Olaf Scholz: „An der SPD lag es nicht“
Bundeskanzler Olaf Scholz sieht die Schuld für das Scheitern der Ampel-Koalition nicht bei den Sozialdemokraten. „An der SPD lag es nicht“, sagte Scholz bei einer SPD-Kommunalkonferenz. Er habe immer wieder versucht, die Koalition bis zum Ende der Legislatur zu führen. „Wir haben sie hingekriegt, wir haben sie gemanaged und ich sage ausdrücklich: Am Ende war es auch wichtig, sie zu beenden“. Wegen inhaltlicher Differenzen sei es aber auch eine „notwendige Entscheidung“ gewesen, „den Bundesminister der Finanzen zu entlassen“. Es habe „zu viel Streit und Diskussionen gegeben“.

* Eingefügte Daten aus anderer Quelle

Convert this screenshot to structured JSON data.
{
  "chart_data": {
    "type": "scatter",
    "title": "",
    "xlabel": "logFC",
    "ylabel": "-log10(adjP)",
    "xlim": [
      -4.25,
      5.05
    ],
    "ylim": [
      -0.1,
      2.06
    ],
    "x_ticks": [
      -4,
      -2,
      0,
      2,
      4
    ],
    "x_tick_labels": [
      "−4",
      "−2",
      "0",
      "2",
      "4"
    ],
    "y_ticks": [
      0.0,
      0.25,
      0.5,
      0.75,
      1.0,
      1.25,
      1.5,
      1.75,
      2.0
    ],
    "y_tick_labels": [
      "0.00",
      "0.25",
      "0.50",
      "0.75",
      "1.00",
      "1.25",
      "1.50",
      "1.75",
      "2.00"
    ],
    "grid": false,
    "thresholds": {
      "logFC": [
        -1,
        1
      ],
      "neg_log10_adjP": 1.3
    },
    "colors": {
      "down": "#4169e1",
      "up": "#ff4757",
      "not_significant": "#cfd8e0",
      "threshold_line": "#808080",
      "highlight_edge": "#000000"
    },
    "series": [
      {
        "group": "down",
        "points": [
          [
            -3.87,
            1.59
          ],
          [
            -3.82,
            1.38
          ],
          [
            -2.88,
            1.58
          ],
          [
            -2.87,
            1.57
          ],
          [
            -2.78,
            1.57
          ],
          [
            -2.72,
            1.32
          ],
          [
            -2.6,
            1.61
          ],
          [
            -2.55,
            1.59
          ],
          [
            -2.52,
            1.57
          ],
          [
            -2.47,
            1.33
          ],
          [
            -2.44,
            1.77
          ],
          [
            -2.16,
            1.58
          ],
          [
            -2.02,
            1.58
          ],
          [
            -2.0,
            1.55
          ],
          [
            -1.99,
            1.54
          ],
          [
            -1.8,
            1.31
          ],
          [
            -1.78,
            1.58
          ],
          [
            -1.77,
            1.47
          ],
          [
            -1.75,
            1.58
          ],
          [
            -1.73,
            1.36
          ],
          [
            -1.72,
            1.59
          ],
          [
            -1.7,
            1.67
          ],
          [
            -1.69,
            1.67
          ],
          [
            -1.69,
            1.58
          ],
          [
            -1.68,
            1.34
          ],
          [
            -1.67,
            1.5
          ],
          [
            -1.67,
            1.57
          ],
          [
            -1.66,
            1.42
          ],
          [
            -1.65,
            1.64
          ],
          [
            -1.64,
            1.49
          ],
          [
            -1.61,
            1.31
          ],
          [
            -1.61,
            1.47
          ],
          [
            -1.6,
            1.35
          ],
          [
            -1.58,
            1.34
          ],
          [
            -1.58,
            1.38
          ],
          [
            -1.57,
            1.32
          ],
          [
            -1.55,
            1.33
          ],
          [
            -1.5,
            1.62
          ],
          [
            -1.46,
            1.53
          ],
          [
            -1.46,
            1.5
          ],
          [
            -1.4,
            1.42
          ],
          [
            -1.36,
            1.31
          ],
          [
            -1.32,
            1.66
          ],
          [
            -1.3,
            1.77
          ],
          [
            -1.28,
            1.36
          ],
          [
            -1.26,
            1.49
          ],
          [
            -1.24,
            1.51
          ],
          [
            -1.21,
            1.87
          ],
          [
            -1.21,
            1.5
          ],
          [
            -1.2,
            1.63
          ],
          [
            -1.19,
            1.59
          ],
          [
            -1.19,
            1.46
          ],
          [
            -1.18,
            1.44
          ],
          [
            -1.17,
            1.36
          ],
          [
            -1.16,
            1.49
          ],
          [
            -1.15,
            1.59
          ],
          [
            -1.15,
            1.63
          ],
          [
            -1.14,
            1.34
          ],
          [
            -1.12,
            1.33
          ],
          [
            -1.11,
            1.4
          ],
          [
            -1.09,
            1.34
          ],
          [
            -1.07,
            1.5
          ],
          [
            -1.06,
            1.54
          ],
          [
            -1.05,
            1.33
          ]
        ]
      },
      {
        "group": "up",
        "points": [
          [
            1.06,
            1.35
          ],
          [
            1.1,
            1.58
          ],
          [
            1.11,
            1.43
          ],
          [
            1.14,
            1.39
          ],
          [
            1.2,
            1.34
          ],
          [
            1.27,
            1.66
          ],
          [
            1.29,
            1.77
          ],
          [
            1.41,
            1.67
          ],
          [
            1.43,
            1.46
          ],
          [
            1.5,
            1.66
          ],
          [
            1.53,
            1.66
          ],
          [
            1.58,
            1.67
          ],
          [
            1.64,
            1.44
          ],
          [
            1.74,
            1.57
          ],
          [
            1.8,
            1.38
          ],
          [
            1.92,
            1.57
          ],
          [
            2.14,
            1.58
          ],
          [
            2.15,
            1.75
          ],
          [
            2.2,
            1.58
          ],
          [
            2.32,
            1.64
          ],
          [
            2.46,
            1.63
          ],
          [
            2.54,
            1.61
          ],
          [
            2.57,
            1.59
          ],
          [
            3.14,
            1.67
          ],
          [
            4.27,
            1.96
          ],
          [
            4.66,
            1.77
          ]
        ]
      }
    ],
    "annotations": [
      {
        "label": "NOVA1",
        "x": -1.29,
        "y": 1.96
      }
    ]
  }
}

Trotzdem habe die Regierung viel geschafft, betonte der Kanzler. „Wer einfach aufzählen wollte, was wir alles für Gesetze gemacht haben,
damit Sachen schneller gehen, der braucht dafür allein zum Aufzählen der
Titel eine halbe Stunde“, sagte Scholz. Es sei aber „ganz offensichtlich, dass
das noch nicht überall bemerkt und angekommen ist“. Trotzdem ist der Kanzler „stolz auf
das, was wir an Modernisierungen und Reformen zustande gekriegt
haben“ und nannte beispielhaft den beschleunigten Ausbau der Erneuerbaren Energien. Das sei „niemals ohne den Wechsel zu
einem sozialdemokratischen Kanzler möglich gewesen“. Auch bei der Migration sei die Bundesregierung vom „bloß-rüber-reden“ ins Machen gekommen.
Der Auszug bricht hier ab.